In February 2002 he sustained an anterior cruciate knee ligament injury which led to him being out of the side for a more than a year.
‘It was against Middlesbrough – Franck Queudrue was their left back, I tried to block his path, lifted my leg up, it hyperextended and my ACL snapped. I knew straight away that it was a bad one — you could hear it and the cartilage crunch.
‘When that happens to you in your 30s, you know it’s not a case of a long time out but coming back fitter and stronger, like when you’re a youngster, you realise just how much time you’ve got left and how much of it you’re going to miss.
‘Having one year away from the pitch really wasn’t good for me because it’s a brutal injury and rehab to go through.
‘John Green, the physio, was phenomenal in terms of understanding me and managing the injury and the recovery.
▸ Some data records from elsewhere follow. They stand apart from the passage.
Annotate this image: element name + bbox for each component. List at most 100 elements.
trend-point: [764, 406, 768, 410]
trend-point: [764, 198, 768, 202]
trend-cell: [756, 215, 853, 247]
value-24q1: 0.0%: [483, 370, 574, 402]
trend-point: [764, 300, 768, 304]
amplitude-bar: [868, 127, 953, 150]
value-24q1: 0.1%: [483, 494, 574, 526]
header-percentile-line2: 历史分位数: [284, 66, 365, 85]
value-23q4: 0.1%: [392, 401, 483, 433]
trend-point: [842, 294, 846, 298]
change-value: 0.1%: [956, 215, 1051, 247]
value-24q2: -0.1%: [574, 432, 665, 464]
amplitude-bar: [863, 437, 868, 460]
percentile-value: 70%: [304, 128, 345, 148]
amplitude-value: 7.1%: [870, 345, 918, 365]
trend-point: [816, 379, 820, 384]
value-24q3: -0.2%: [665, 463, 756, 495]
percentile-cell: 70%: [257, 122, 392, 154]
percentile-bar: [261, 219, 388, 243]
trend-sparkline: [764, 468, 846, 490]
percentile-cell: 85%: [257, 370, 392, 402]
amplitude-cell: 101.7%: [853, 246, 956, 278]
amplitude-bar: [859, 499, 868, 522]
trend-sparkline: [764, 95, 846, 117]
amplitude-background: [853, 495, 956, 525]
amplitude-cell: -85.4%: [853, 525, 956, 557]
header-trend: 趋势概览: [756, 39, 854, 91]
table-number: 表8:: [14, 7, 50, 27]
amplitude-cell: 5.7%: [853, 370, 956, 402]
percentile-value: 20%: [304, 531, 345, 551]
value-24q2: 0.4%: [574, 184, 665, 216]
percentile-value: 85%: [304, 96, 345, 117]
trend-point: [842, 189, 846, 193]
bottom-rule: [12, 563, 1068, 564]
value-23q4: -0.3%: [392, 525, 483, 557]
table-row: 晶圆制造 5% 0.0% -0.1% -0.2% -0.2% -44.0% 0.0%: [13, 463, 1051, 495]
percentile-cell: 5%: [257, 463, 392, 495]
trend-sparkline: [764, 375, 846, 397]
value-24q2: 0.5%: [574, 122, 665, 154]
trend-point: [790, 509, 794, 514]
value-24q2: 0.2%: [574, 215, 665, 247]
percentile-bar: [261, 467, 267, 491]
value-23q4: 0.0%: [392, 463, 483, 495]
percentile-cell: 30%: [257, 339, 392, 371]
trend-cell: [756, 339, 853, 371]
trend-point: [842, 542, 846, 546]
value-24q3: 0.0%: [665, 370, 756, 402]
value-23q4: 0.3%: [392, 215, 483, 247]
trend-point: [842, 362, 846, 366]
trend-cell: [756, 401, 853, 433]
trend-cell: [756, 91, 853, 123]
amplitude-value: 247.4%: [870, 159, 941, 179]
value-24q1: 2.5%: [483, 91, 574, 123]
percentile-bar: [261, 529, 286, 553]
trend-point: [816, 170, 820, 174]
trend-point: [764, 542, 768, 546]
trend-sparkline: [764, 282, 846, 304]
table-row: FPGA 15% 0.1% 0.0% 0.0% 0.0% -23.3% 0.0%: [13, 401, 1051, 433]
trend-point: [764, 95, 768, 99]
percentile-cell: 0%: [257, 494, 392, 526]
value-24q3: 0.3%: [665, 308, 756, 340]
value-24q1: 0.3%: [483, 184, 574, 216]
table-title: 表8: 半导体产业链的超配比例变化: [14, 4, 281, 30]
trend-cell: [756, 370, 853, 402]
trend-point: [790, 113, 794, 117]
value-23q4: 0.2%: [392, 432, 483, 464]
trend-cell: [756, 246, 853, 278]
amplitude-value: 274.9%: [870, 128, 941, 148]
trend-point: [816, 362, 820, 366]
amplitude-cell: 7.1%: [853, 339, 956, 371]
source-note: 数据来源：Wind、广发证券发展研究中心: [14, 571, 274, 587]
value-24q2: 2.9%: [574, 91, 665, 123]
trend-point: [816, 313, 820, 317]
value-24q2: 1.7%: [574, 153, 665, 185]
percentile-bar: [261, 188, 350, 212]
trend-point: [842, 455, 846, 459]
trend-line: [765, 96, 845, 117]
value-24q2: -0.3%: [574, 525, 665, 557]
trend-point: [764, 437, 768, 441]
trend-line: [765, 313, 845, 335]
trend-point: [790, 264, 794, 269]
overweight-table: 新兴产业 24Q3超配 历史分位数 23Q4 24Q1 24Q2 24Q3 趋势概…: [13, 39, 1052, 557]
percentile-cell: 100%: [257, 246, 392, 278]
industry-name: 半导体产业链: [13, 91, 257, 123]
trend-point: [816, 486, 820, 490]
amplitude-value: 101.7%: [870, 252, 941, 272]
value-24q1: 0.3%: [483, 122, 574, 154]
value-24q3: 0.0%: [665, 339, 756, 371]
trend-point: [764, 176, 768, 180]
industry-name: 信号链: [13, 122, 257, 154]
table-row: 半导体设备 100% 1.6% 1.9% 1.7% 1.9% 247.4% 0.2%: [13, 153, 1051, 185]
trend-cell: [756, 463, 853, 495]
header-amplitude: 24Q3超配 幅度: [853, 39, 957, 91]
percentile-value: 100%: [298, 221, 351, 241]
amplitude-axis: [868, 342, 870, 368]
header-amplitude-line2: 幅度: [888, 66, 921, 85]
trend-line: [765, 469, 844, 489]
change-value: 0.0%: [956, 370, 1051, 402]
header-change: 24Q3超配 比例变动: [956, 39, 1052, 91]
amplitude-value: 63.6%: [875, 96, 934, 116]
When someone’s out for a year, you can’t beast them every day — you have to give them some time out to deal with it.’
But if Hutchison thought the 2001-2002 season was painful, it was as nothing compared to 2002-03, as the hugely talented team who had finished seventh in the Premier League the previous season endured a season-long nightmare.
This was the first campaign where the transfer window was enforced, and when Di Canio and Freddie Kanoute both picked up injuries at the same time, all expectation fell on youngster Jermain Defoe.
Bottom at Christmas, despite a brave late rally under caretaker manager Trevor Brooking who stepped in when Roeder suffered a brain tumour towards the end of the season, the Irons went down.
‘After going through so much to get back to fitness, that season was horrible,’ said Hutchison. ‘Once I was fit I was desperate to play, I was literally knocking on the door begging for a chance but all I got was cameo roles, which was hugely frustrating.’
The following season was barely any better, and at the end of the 2004-05 season, with Alan Pardew having restored the club to top flight status via the play-offs at the second time of asking, Hutchison’s West Ham career was at an end.
A short stint at Millwall followed, then Coventry, Luton, and finally, in 2008, retirement — but not before refusing to take his wages for the last two months of his contract, asking that the money but put towards funding Luton’s youth team players instead.
‘When my time was up at West Ham, there was never any talk of me joining the coaching staff, which I would have thought would be an option, and having trained for so long to get back to fitness, my attitude was I’ll go wherever I can actually play,’ added Hutchison.
‘I didn’t care where it is, as long as I got the opportunity to enjoy that 90 minute experience as many times as I can. This is something else that comes with age — you can’t understand that when you’re younger.’
To live through interesting times, and to emerge from them enlightened — that sounds more like a blessing than a curse.